May 15, 2009

The actual certificates of asset backed securities (ABS) and in particular mortgage backed securities (MBS) were sold to investors. And they weren’t just sold, they “sold forward.” This is a form of short selling wherein the investment bank sells the security first and THEN waits until it can get the underlying mortgage and note at the cheapest possible price to fulfill the description in the indenture of  the mortgage backed security (bond). It is exactly the reverse of what is portrayed by government and the press. They say it starts with the loan — not true. They say first the loan then the pooling, then the securitizing, then the sale to investors. It is exactly the reverse.

The Toxic assets everyone is talking about are NEITHER the MBS nor the mortgages and notes. The toxic assets are credit default swaps — which are a device by which anyone can receive a fee in exchange for their promise to pay if the underlying obligation goes into default. Under the current and old rules which Obama has now proposed changing, if you wanted to sell a credit default swaps you were not required to have any amount of capital or reserves. The pizza delivery kid could have sold these. AIG sold hundreds of billions of these without the capital to back it up. Bear Stearns and the rest of the investment banks were selling like crazy to each other in order to artificially raise reported earnings and thus raise the price of their stock.

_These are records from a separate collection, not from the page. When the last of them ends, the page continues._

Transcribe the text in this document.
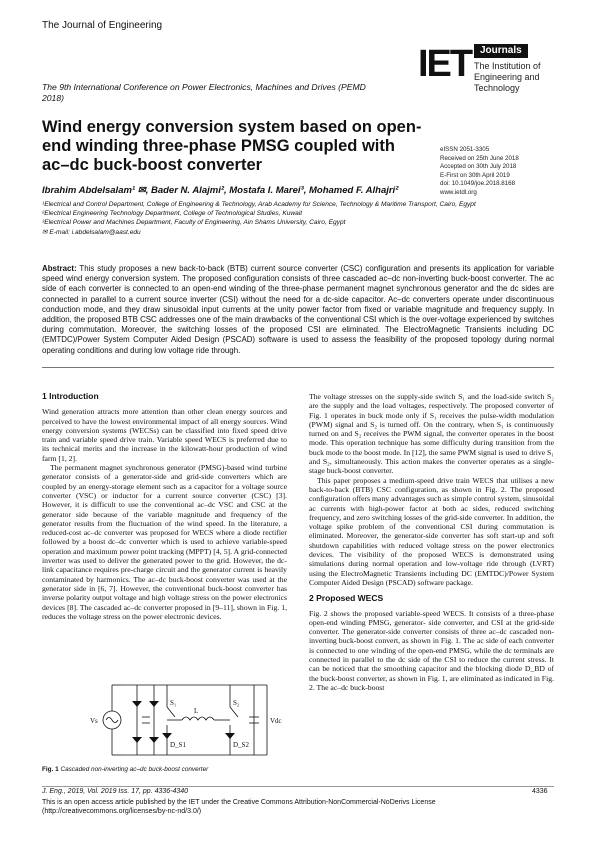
The Journal of Engineering
The 9th International Conference on Power Electronics, Machines and Drives (PEMD 2018)
IET Journals
The Institution of
Engineering and Technology
Wind energy conversion system based on open-end winding three-phase PMSG coupled with ac–dc buck-boost converter
eISSN 2051-3305
Received on 25th June 2018
Accepted on 30th July 2018
E-First on 30th April 2019
doi: 10.1049/joe.2018.8168
www.ietdl.org
Ibrahim Abdelsalam¹ ✉, Bader N. Alajmi², Mostafa I. Marei³, Mohamed F. Alhajri²
¹Electrical and Control Department, College of Engineering & Technology, Arab Academy for Science, Technology & Maritime Transport, Cairo, Egypt
²Electrical Engineering Technology Department, College of Technological Studies, Kuwait
³Electrical Power and Machines Department, Faculty of Engineering, Ain Shams University, Cairo, Egypt
✉ E-mail: i.abdelsalam@aast.edu
Abstract: This study proposes a new back-to-back (BTB) current source converter (CSC) configuration and presents its application for variable speed wind energy conversion system. The proposed configuration consists of three cascaded ac–dc non-inverting buck-boost converter. The ac side of each converter is connected to an open-end winding of the three-phase permanent magnet synchronous generator and the dc sides are connected in parallel to a current source inverter (CSI) without the need for a dc-side capacitor. Ac–dc converters operate under discontinuous conduction mode, and they draw sinusoidal input currents at the unity power factor from fixed or variable magnitude and frequency supply. In addition, the proposed BTB CSC addresses one of the main drawbacks of the conventional CSI which is the over-voltage experienced by switches during commutation. Moreover, the switching losses of the proposed CSI are eliminated. The ElectroMagnetic Transients including DC (EMTDC)/Power System Computer Aided Design (PSCAD) software is used to assess the feasibility of the proposed topology during normal operating conditions and during low voltage ride through.
1 Introduction

Wind generation attracts more attention than other clean energy sources and perceived to have the lowest environmental impact of all energy sources. Wind energy conversion systems (WECSs) can be classified into fixed speed drive train and variable speed drive train. Variable speed WECS is preferred due to its technical merits and the increase in the kilowatt-hour production of wind farm [1, 2].

The permanent magnet synchronous generator (PMSG)-based wind turbine generator consists of a generator-side and grid-side converters which are coupled by an energy-storage element such as a capacitor for a voltage source converter (VSC) or inductor for a current source converter (CSC) [3]. However, it is difficult to use the conventional ac–dc VSC and CSC at the generator side because of the variable magnitude and frequency of the generator results from the fluctuation of the wind speed. In the literature, a reduced-cost ac–dc converter was proposed for WECS where a diode rectifier followed by a boost dc–dc converter which is used to achieve variable-speed operation and maximum power point tracking (MPPT) [4, 5]. A grid-connected inverter was used to deliver the generated power to the grid. However, the dc-link capacitance requires pre-charge circuit and the generator current is heavily contaminated by harmonics. The ac–dc buck-boost converter was used at the generator side in [6, 7]. However, the conventional buck-boost converter has inverse polarity output voltage and high voltage stress on the power electronics devices [8]. The cascaded ac–dc converter proposed in [9–11], shown in Fig. 1, reduces the voltage stress on the power electronic devices.

Vs
S₁
L
S₂
D_S1	D_S2
Vdc
Fig. 1 Cascaded non-inverting ac–dc buck-boost converter

The voltage stresses on the supply-side switch S₁ and the load-side switch S₂ are the supply and the load voltages, respectively. The proposed converter of Fig. 1 operates in buck mode only if S₁ receives the pulse-width modulation (PWM) signal and S₂ is turned off. On the contrary, when S₁ is continuously turned on and S₂ receives the PWM signal, the converter operates in the boost mode. This operation technique has some difficulty during transition from the buck mode to the boost mode. In [12], the same PWM signal is used to drive S₁ and S₂, simultaneously. This action makes the converter operates as a single-stage buck-boost converter.

This paper proposes a medium-speed drive train WECS that utilises a new back-to-back (BTB) CSC configuration, as shown in Fig. 2. The proposed configuration offers many advantages such as simple control system, sinusoidal ac currents with high-power factor at both ac sides, reduced switching frequency, and zero switching losses of the grid-side converter. In addition, the voltage spike problem of the conventional CSI during commutation is eliminated. Moreover, the generator-side converter has soft start-up and soft shutdown capabilities with reduced voltage stress on the power electronics devices. The visibility of the proposed WECS is demonstrated using simulations during normal operation and low-voltage ride through (LVRT) using the ElectroMagnetic Transients including DC (EMTDC)/Power System Computer Aided Design (PSCAD) software package.

2 Proposed WECS

Fig. 2 shows the proposed variable-speed WECS. It consists of a three-phase open-end winding PMSG, generator- side converter, and CSI at the grid-side converter. The generator-side converter consists of three ac–dc cascaded non-inverting buck-boost convert, as shown in Fig. 1. The ac side of each converter is connected to one winding of the open-end PMSG, while the dc terminals are connected in parallel to the dc side of the CSI to reduce the current stress. It can be noticed that the smoothing capacitor and the blocking diode D_BD of the buck-boost converter, as shown in Fig. 1, are eliminated as indicated in Fig. 2. The ac–dc buck-boost

J. Eng., 2019, Vol. 2019 Iss. 17, pp. 4336-4340	4336
This is an open access article published by the IET under the Creative Commons Attribution-NonCommercial-NoDerivs License (http://creativecommons.org/licenses/by-nc-nd/3.0/)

So the TARP money (Troubled Asset Relief Program) probably never acquired a single toxic asset unless it did so under subrogation or equitable trust. The insurance products, including credit default swaps and cross collateralization agreements frequently had subrogation clauses. The significance of that is the transfer of interests in credit default swaps was in fact the transfer of an interest in real estate without recording it in accordance with state law. The interest in real estate was the interest in a security instrument wherein the property was real estate. Not even MERS kept track of the trading in CDS or for that matter the secondary trading of MBS.

So for your MERS related claim you have (a) notice (right in the Deed of Trust or Mortgage) to the world that there are going to be transfers off record in violation of state law and (b) withholding the information on the recipients of those interests. Hence at the moment of closing of the “loan” transaction (which I maintain is actually a thinly veiled securities transaction wherein the borrower is the unwitting issuer of a “negotiable” instrument where the instrument is actually (a) non-negotiable and (b) sold without the borrower’s knowledge (identity theft) as an unregulated security under false pretenses to “qualified” investors who be definition had access to the true information but never bothered to use it because of the AAA rating and the AIG insurance.

It is an inescapable conclusion that the mere closing of these “loans” in this manner creates an immediate cloud on title rendering the deed unmarketable. This raises the spectre of claims against the Title Insurance carrier who will no doubt claim that there is no coverage because of fraud. That will be difficult for them to maintain in view of the fact that MERS is right there in the deed, but even if they succeed, they are proving your case in chief.